O seu Concerto Nº 1 para Violino e Orquestra (1957), por exemplo, ainda traz um pouco dos ecos do romantismo tardio "shostakovitchiano": trata-se de um trabalho de quando o compositor ainda estava estudando composição, aos 23 anos de idade -- tanto que ele mesmo sentiu a necessidade de revisá-lo em 1963. Já o Concerto Nº 2 para Violino e Orquestra de Câmera (1966) é ultra-moderno (!): trata-se de um concerto num andamento único de 21 minutos, onde os solos angulares do violino atua quase sempre com pouco acompanhamento, sendo interrompido por intervenções orquestrais um tanto ruidosas -- detalhe: a obra é uma homenagem à história de Jesus Cristo e seu célebre discurso no Sermão da Montanha, como se o extenso e angular discurso do violino representasse um dos extensos discursos do próprio Cristo frente à multidão de seguidores. Para quem, enfim, é fascinado pela arte do concerto, há a coletânea de concertos de Schnitkke para violino que segue até o Concerto Nº 4: os quatros concertos foram gravados na íntegra pelo célebre violinista Gidon Kremer (um verdadeiro entusiasta de Schnittke) e pelo maestro Christoph Eschenbach à frente da NDR Symphony Orchestra of Hamburg (ou Orquestra Sinfônica da Rádio do Norte da Alemanhã, com sede em Hamburgo), da Chamber Orchestra of Europe e da Philharmonia Orchestra.
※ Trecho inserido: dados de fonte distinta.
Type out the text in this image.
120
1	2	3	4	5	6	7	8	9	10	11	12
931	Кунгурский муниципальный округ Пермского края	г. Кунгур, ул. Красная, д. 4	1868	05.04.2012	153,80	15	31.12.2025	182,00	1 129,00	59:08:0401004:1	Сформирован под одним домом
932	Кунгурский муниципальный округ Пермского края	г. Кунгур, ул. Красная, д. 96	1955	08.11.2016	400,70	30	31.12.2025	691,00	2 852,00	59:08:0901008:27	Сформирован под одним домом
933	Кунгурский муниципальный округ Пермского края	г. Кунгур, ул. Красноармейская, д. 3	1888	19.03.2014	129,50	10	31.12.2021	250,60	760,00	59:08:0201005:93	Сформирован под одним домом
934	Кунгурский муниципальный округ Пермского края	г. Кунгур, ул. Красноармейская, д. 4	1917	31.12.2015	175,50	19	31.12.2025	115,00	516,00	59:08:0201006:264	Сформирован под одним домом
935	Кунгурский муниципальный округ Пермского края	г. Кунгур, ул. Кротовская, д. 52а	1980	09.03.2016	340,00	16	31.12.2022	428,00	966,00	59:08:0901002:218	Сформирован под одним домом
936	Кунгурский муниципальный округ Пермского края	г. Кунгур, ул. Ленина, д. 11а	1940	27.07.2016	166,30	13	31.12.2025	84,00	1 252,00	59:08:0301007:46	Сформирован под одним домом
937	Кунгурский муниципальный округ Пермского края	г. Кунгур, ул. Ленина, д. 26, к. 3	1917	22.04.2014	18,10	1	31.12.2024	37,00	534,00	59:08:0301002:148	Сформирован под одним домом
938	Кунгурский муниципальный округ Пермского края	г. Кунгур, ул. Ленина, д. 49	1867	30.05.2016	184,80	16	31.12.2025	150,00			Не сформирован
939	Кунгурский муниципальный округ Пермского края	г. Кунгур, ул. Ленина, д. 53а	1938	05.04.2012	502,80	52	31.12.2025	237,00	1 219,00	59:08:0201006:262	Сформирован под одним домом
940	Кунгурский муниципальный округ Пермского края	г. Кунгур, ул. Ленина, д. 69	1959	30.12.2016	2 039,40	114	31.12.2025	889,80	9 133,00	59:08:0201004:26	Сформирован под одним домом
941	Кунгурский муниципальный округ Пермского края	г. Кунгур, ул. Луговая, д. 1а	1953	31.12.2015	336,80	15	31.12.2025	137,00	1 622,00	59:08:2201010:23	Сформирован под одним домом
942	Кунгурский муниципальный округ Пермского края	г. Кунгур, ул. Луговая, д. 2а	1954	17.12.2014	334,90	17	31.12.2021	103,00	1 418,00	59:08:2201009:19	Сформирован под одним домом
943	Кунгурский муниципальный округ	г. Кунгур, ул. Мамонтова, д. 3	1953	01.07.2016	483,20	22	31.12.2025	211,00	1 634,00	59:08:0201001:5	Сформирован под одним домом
Além destes -- os concertos grosso e os concertos para violino --, a não perder, também, são os concertos para violoncelo: a gravação da estreia do Concerto Nº2 para Cello e Orquestra (1990) pode ser encontrada facilmente num disco de 1992 com o célebre violoncelista Mstislav Rostropovich e o icônico maestro Seiji Osawa à frente da brilhante London Symphony Orchestra, uma das orquestras mais adeptas às obras do século XX e, por isso, uma das minhas orquestras preferidas.